Balloon surveillance latest spy tool launched on U.S.

From The Back Porch column

Here’s looking at you, kid. Just when Americans were getting used to the idea of drones circling overhead, here comes something with the potential to be more invasive.

A story in Thursday’s Washington Post reported the U.S. Army will deploy two aerostats near Aberdeen Proving Ground in October for a three-year test on their effectiveness in spotting potential threats to the homeland. The aerostats will be able to monitor activity from Lake Erie to Raleigh, N.C., from 10,000 feet above Maryland.

You may be thinking, “What is an aerostat?” Well, I’ll tell you.

It’s a big balloon tied to the ground. Inside that balloon may be radar, cameras and whatever else Uncle Sam decides to jam in it. Obviously, these aren’t your garden-variety party balloons — unless you’re the federal government.

Aerostats were floating above the U.S. at least 20 years ago. A friend of mine who is a trained meteorologist worked for defense contractor Westinghouse back in the day when America’s chief war was the war on drugs.

Those balloons had radar inside them so the government could track drug-carrying vehicles that crossed the border from Mexico. I thought that was pretty cool. Not now. Not after 9/11.

NPR reported a recent survey that more Americans are concerned about privacy now than they were immediately after 9/11. Then, people accepted anything they were told was in the name of protecting them. Privacy advocates were considered un-American.

What the people didn’t know until after the National Security Agency phone snooping was that not everything done in the name of protecting them actually protected them from the government that was supposed to protect them.

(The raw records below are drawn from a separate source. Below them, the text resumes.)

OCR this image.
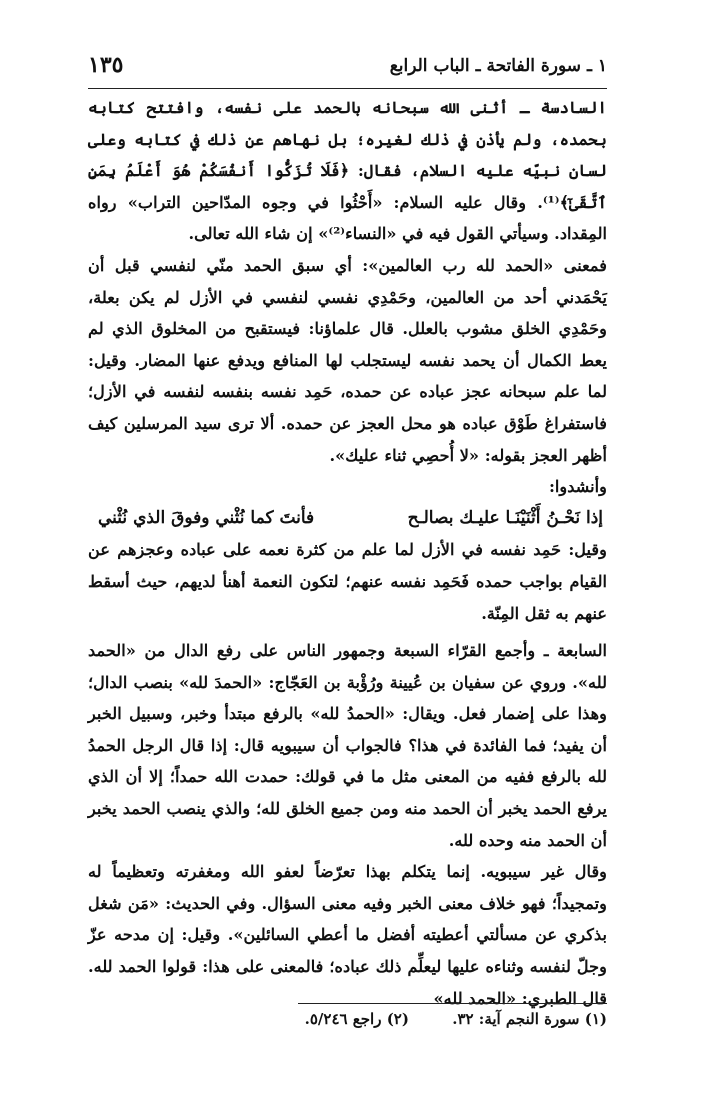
١ ـ سورة الفاتحة ـ الباب الرابع
١٣٥

السادسة ـ أثنى الله سبحانه بالحمد على نفسه، وافتتح كتابه بحمده، ولم يأذن في ذلك لغيره؛ بل نهاهم عن ذلك في كتابه وعلى لسان نبيّه عليه السلام، فقال: ﴿فَلَا تُزَكُّوا أَنفُسَكُمْ هُوَ أَعْلَمُ بِمَنِ ٱتَّقَىٰٓ﴾⁽¹⁾. وقال عليه السلام: «أَحْثُوا في وجوه المدّاحين التراب» رواه المِقداد. وسيأتي القول فيه في «النساء⁽²⁾» إن شاء الله تعالى.

فمعنى «الحمد لله رب العالمين»: أي سبق الحمد منّي لنفسي قبل أن يَحْمَدني أحد من العالمين، وحَمْدِي نفسي لنفسي في الأزل لم يكن بعلة، وحَمْدِي الخلق مشوب بالعلل. قال علماؤنا: فيستقبح من المخلوق الذي لم يعط الكمال أن يحمد نفسه ليستجلب لها المنافع ويدفع عنها المضار. وقيل: لما علم سبحانه عجز عباده عن حمده، حَمِد نفسه بنفسه لنفسه في الأزل؛ فاستفراغ طَوْق عباده هو محل العجز عن حمده. ألا ترى سيد المرسلين كيف أظهر العجز بقوله: «لا أُحصِي ثناء عليك».

وأنشدوا:

إذا نَحْـنُ أَثْنَيْنَـا عليـك بصالـح
فأنتَ كما نُثْني وفوقَ الذي نُثْني

وقيل: حَمِد نفسه في الأزل لما علم من كثرة نعمه على عباده وعجزهم عن القيام بواجب حمده فَحَمِد نفسه عنهم؛ لتكون النعمة أهنأ لديهم، حيث أسقط عنهم به ثقل المِنّة.

السابعة ـ وأجمع القرّاء السبعة وجمهور الناس على رفع الدال من «الحمد لله». وروي عن سفيان بن عُيينة ورُؤْبة بن العَجّاج: «الحمدَ لله» بنصب الدال؛ وهذا على إضمار فعل. ويقال: «الحمدُ لله» بالرفع مبتدأ وخبر، وسبيل الخبر أن يفيد؛ فما الفائدة في هذا؟ فالجواب أن سيبويه قال: إذا قال الرجل الحمدُ لله بالرفع ففيه من المعنى مثل ما في قولك: حمدت الله حمداً؛ إلا أن الذي يرفع الحمد يخبر أن الحمد منه ومن جميع الخلق لله؛ والذي ينصب الحمد يخبر أن الحمد منه وحده لله.

وقال غير سيبويه. إنما يتكلم بهذا تعرّضاً لعفو الله ومغفرته وتعظيماً له وتمجيداً؛ فهو خلاف معنى الخبر وفيه معنى السؤال. وفي الحديث: «مَن شغل بذكري عن مسألتي أعطيته أفضل ما أعطي السائلين». وقيل: إن مدحه عزّ وجلّ لنفسه وثناءه عليها ليعلِّم ذلك عباده؛ فالمعنى على هذا: قولوا الحمد لله. قال الطبري: «الحمد لله»

(١) سورة النجم آية: ٣٢. (٢) راجع ٥/٢٤٦.
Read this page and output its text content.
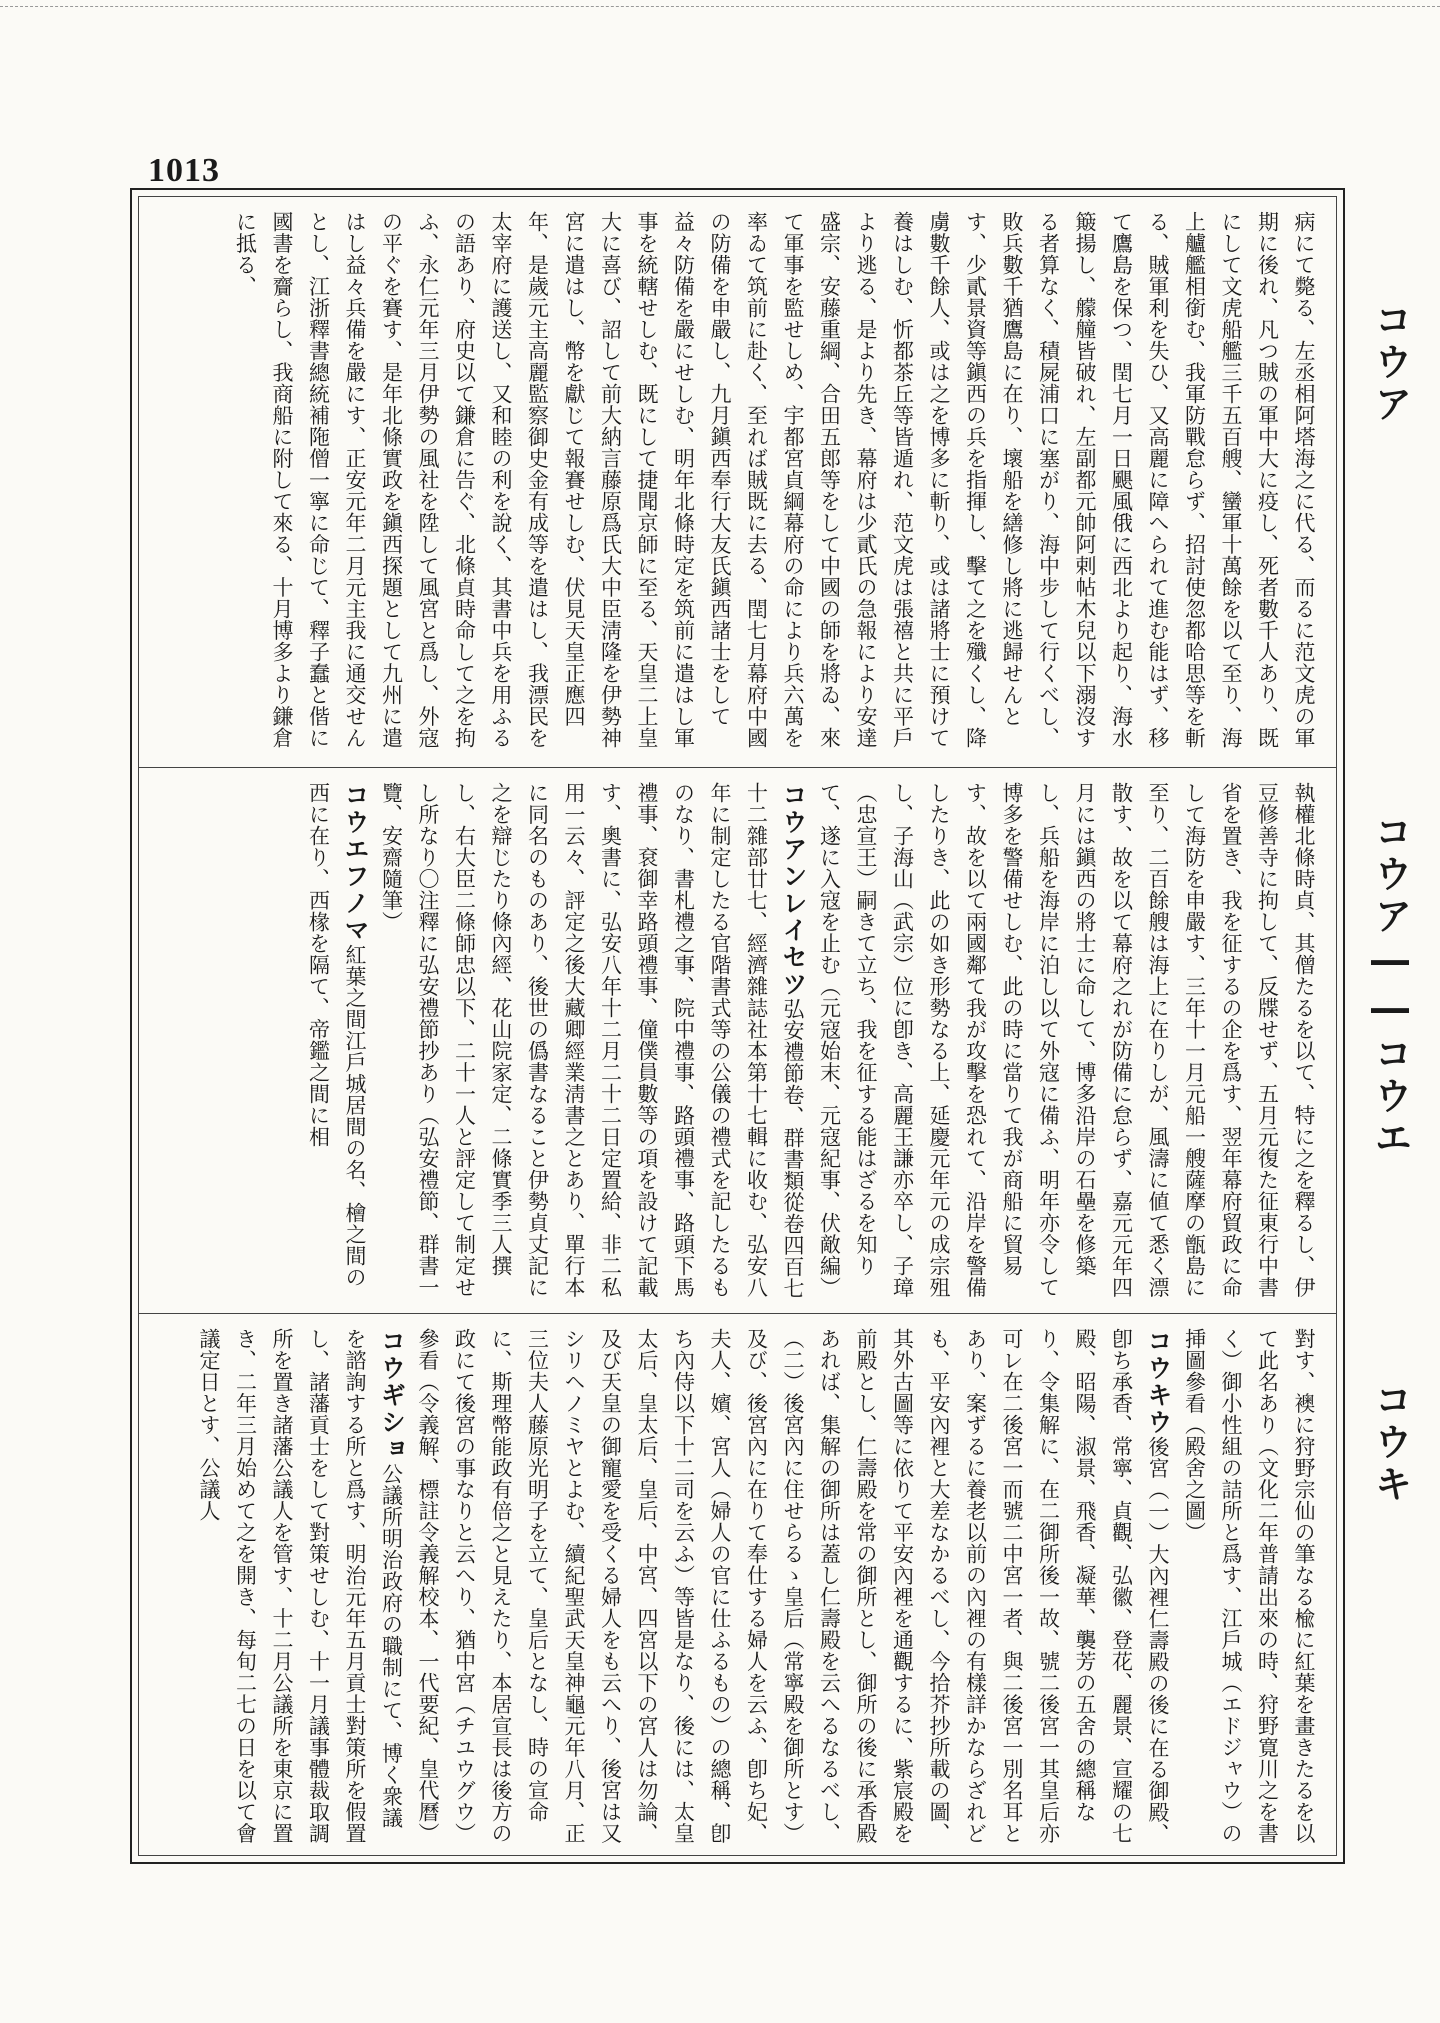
1013
コウア
コウア――コウエ
コウキ

病にて斃る、左丞相阿塔海之に代る、而るに范文虎の軍期に後れ、凡つ賊の軍中大に疫し、死者數千人あり、既にして文虎船艦三千五百艘、蠻軍十萬餘を以て至り、海上艫艦相銜む、我軍防戰怠らず、招討使忽都哈思等を斬る、賊軍利を失ひ、又高麗に障へられて進む能はず、移て鷹島を保つ、閏七月一日颶風俄に西北より起り、海水簸揚し、艨艟皆破れ、左副都元帥阿剌帖木兒以下溺沒する者算なく、積屍浦口に塞がり、海中步して行くべし、敗兵數千猶鷹島に在り、壞船を繕修し將に逃歸せんとす、少貳景資等鎭西の兵を指揮し、擊て之を殲くし、降虜數千餘人、或は之を博多に斬り、或は諸將士に預けて養はしむ、忻都茶丘等皆遁れ、范文虎は張禧と共に平戶より逃る、是より先き、幕府は少貳氏の急報により安達盛宗、安藤重綱、合田五郎等をして中國の師を將ゐ、來て軍事を監せしめ、宇都宮貞綱幕府の命により兵六萬を率ゐて筑前に赴く、至れば賊既に去る、閏七月幕府中國の防備を申嚴し、九月鎭西奉行大友氏鎭西諸士をして益々防備を嚴にせしむ、明年北條時定を筑前に遣はし軍事を統轄せしむ、既にして捷聞京師に至る、天皇二上皇大に喜び、詔して前大納言藤原爲氏大中臣淸隆を伊勢神宮に遣はし、幣を獻じて報賽せしむ、伏見天皇正應四年、是歲元主高麗監察御史金有成等を遣はし、我漂民を太宰府に護送し、又和睦の利を說く、其書中兵を用ふるの語あり、府史以て鎌倉に告ぐ、北條貞時命して之を拘ふ、永仁元年三月伊勢の風社を陞して風宮と爲し、外寇の平ぐを賽す、是年北條實政を鎭西探題として九州に遣はし益々兵備を嚴にす、正安元年二月元主我に通交せんとし、江浙釋書總統補陁僧一寧に命じて、釋子蠢と偕に國書を齎らし、我商船に附して來る、十月博多より鎌倉に抵る、

執權北條時貞、其僧たるを以て、特に之を釋るし、伊豆修善寺に拘して、反牒せず、五月元復た征東行中書省を置き、我を征するの企を爲す、翌年幕府貿政に命して海防を申嚴す、三年十一月元船一艘薩摩の甑島に至り、二百餘艘は海上に在りしが、風濤に値て悉く漂散す、故を以て幕府之れが防備に怠らず、嘉元元年四月には鎭西の將士に命して、博多沿岸の石壘を修築し、兵船を海岸に泊し以て外寇に備ふ、明年亦令して博多を警備せしむ、此の時に當りて我が商船に貿易す、故を以て兩國鄰て我が攻擊を恐れて、沿岸を警備したりき、此の如き形勢なる上、延慶元年元の成宗殂し、子海山（武宗）位に卽き、高麗王謙亦卒し、子璋（忠宣王）嗣きて立ち、我を征する能はざるを知りて、遂に入寇を止む（元寇始末、元寇紀事、伏敵編）

コウアンレイセツ弘安禮節卷、群書類從卷四百七十二雜部廿七、經濟雜誌社本第十七輯に收む、弘安八年に制定したる官階書式等の公儀の禮式を記したるものなり、書札禮之事、院中禮事、路頭禮事、路頭下馬禮事、袞御幸路頭禮事、僮僕員數等の項を設けて記載す、奧書に、弘安八年十二月二十二日定置給、非二私用一云々、評定之後大藏卿經業淸書之とあり、單行本に同名のものあり、後世の僞書なること伊勢貞丈記に之を辯じたり條內經、花山院家定、二條實季三人撰し、右大臣二條師忠以下、二十一人と評定して制定せし所なり〇注釋に弘安禮節抄あり（弘安禮節、群書一覽、安齋隨筆）

コウエフノマ紅葉之間江戶城居間の名、檜之間の西に在り、西椽を隔て、帝鑑之間に相

對す、襖に狩野宗仙の筆なる楡に紅葉を畫きたるを以て此名あり（文化二年普請出來の時、狩野寛川之を書く）御小性組の詰所と爲す、江戶城（エドジャウ）の挿圖參看（殿舍之圖）

コウキウ後宮（一）大內裡仁壽殿の後に在る御殿、卽ち承香、常寧、貞觀、弘徽、登花、麗景、宣耀の七殿、昭陽、淑景、飛香、凝華、襲芳の五舍の總稱なり、令集解に、在二御所後一故、號二後宮一其皇后亦可レ在二後宮一而號二中宮一者、與二後宮一別名耳とあり、案ずるに養老以前の內裡の有樣詳かならざれども、平安內裡と大差なかるべし、今拾芥抄所載の圖、其外古圖等に依りて平安內裡を通觀するに、紫宸殿を前殿とし、仁壽殿を常の御所とし、御所の後に承香殿あれば、集解の御所は蓋し仁壽殿を云へるなるべし、（二）後宮內に住せらるゝ皇后（常寧殿を御所とす）及び、後宮內に在りて奉仕する婦人を云ふ、卽ち妃、夫人、嬪、宮人（婦人の官に仕ふるもの）の總稱、卽ち內侍以下十二司を云ふ）等皆是なり、後には、太皇太后、皇太后、皇后、中宮、四宮以下の宮人は勿論、及び天皇の御寵愛を受くる婦人をも云へり、後宮は又シリヘノミヤとよむ、續紀聖武天皇神龜元年八月、正三位夫人藤原光明子を立て、皇后となし、時の宣命に、斯理幣能政有倍之と見えたり、本居宣長は後方の政にて後宮の事なりと云へり、猶中宮（チユウグウ）參看（令義解、標註令義解校本、一代要紀、皇代曆）

コウギショ公議所明治政府の職制にて、博く衆議を諮詢する所と爲す、明治元年五月貢士對策所を假置し、諸藩貢士をして對策せしむ、十一月議事體裁取調所を置き諸藩公議人を管す、十二月公議所を東京に置き、二年三月始めて之を開き、每旬二七の日を以て會議定日とす、公議人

Raytheon has the defense contract to supply the aerostats that will hover in the Baltimore suburbs, The Post reported. It brags that it can outfit the balloons with a surveillance system that can spot individual people and vehicles from miles away.

Aerostats deployed over U.S. bases in Iraq and Afghanistan were used to spot insurgents, The Post reported. One over Kandahar caught up-close video of Army Staff Sgt. Robert Bales returning to base after he killed 16 Afghan civilians. The footage clearly shows him carrying his rifle, a shawl over his shoulders.

The Army told The Post it has no plans to use such cameras in the aerostats. Well, there you have it. I feel about as secure with that promise as the NSA saying it won’t be monitoring my cellphone calls anymore.

The goal, the Army said, is to use the aerostats for missile defense — and to watch boats, trains and cars. I’ve been passed on the interstate by people who think their cars are missiles.

Information collected will not be turned over to local, state or federal law enforcement agencies, the Army pledged to The Post. Duh. If a badass missile comes flying toward the Capitol, they’re not gonna say anything?

I’m of the opinion that if the government wants my secrets, it ought to tell me its first. I promise I’ll share after it does. My promise is at least as good as Uncle Sam’s.

Folks in Maryland ought to be warned they can’t shoot those suckers down because the pressure inside the balloon is nearly the same as outside, which means it just keeps floating along, kind of like the marshmallow man in “Ghostbusters.”